The News
The News
Tuesday 03 of October 2023

Banks Lead Gains on Wall Street on Hopes for Higher Rates

Wall Street,photo: WIkipedia
Wall Street,photo: WIkipedia
Benchmark U.S. crude oil fell 66 cents to $46.98 a barrel

Banks are leading the stock market higher in afternoon trading Monday as investors anticipate that the Federal Reserve is moving closer to raising interest rates this year from their historically low levels. That could help banks by making lending more profitable. Herbalife rose after activist investor Carl Icahn, the company’s largest shareholder, said he has increased his stake. The market is coming off of three days of losses.

KEEPING SCORE: The Dow Jones industrial average rose 105 points, or 0.6 percent, to 18,501 as of 2:41 p.m. Eastern time. The Standard & Poor’s 500 index climbed 12 points, or 0.6 percent, to 2,181. The Nasdaq edged up 20 points, or 0.4 percent, to 5,239.
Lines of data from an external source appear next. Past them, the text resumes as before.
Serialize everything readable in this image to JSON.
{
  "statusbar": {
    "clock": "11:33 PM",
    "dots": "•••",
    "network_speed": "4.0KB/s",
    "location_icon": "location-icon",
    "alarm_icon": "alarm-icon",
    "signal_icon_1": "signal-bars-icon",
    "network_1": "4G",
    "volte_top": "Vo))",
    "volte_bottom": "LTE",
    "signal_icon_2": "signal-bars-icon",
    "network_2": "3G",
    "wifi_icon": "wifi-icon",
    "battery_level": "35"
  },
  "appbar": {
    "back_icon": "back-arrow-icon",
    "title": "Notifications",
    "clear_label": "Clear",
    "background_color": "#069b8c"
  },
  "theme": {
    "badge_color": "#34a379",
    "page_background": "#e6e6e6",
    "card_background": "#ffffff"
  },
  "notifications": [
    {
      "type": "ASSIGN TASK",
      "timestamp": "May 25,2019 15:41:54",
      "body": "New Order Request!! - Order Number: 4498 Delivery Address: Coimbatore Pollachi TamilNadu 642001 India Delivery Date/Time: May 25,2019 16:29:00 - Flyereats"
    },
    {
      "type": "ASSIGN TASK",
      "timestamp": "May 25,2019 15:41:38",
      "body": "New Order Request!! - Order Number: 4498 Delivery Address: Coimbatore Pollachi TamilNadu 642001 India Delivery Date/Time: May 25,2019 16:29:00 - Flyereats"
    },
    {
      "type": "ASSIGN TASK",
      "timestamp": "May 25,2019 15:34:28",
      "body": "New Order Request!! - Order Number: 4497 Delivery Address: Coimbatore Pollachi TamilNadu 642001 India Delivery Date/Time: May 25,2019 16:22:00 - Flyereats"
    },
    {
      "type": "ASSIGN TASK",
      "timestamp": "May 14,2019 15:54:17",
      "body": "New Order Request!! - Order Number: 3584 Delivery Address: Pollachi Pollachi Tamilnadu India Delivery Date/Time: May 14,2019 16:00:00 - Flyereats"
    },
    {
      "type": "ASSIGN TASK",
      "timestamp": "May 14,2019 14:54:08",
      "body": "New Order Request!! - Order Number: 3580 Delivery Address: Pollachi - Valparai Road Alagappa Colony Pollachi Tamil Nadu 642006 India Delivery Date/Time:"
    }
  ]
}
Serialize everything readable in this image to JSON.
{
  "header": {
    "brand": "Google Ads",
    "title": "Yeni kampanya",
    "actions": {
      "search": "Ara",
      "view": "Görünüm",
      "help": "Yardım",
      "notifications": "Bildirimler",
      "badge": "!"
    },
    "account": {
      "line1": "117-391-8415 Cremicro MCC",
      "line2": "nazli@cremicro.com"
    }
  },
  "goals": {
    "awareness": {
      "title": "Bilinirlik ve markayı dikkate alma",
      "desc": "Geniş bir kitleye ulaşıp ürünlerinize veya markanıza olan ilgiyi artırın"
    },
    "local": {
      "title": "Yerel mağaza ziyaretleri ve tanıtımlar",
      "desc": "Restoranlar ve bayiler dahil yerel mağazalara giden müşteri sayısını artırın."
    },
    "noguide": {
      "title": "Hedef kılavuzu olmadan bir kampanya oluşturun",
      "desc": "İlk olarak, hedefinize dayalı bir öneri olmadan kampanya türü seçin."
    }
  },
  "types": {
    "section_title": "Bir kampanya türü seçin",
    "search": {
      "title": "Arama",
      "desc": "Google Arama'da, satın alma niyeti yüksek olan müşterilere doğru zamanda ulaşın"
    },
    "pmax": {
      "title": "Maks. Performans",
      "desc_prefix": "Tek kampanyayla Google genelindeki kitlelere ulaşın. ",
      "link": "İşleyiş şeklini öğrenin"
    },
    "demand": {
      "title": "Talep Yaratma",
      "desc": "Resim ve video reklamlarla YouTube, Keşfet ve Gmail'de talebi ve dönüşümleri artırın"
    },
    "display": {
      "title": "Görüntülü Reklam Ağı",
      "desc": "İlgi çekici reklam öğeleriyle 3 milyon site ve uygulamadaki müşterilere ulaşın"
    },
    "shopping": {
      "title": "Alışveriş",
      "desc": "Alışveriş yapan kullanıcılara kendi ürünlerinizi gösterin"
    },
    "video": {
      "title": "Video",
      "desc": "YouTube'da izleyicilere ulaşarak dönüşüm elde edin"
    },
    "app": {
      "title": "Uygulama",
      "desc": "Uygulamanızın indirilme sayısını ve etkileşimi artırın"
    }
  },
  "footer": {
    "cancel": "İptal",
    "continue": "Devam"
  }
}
RATE RELIEF: Banks rose more than the rest of the market as traders anticipated that rates could move higher in the coming months. Federal Reserve Chair Janet Yellen told a conference last week that the case for raising rates was strengthening given improvements in the economy. Wells Fargo, the nation’s largest mortgage lender, rose $1.15, or 2.4 percent, to $49.66 and JPMorgan Chase gained 78 cents, or 1.2 percent, to $67. Banks are still one of the worst-performing sectors in the market over the past year.

A GOOD THING? Raising interest rates from their rock-bottom levels, where they have been since the 2008 financial crisis, could be a good thing not only for markets but for savers, says Rob Lutts, chief investment officer of Cabot Wealth Management in Salem, Mass.

“We’re running out of excuses not to raise interest rates,” Lutts said. “We’re the wealthiest economy on the planet, and everybody who has a bank account is earning virtually zero on those balances today. There’s a lot of spending power that may be released in the economy” if savers earn more on their bank accounts, Lutts said.

STILL A BELIEVER: Herbalife added $2.36, or 3.9 percent, to $62.80 after Icahn said late Friday he had bought an additional 2.3 million shares in the supplements and weight-loss products company, and that he never gave an order to sell his $1 billion stake. A Wall Street Journal report earlier Friday said that the investment bank Jefferies had been looking for buyers for Icahn’s position.

OVERSEAS: France’s CAC 40 lost 0.4 percent and Germany’s DAX fell 0.4 percent. The London Stock Exchange was closed for a summer bank holiday. Earlier in Asia, Japan’s benchmark Nikkei 225 added 2.3 percent South Korea’s Kospi fell 0.3 percent. Hong Kong’s Hang Seng slipped 0.4 percent.

ENERGY: Benchmark U.S. crude oil fell 66 cents to $46.98 a barrel. Brent crude, used to price oil internationally, lost 66 cents to $49.26 a barrel.

BONDS, CURRENCIES: U.S. government bond prices rose. The yield on the 10-year Treasury note fell to 1.56 percent from 1.63 percent. The dollar rose to 102.30 yen from 101.86 yen late Friday. The euro fell to $1.1170 from $1.1183.

METALS: Precious and industrial metals futures closed mostly higher. Gold edged up $1.20 to $1,327.10 an ounce, silver gained 11 cents to $18.86 an ounce and copper edged down less than a penny to $2.08 a pound.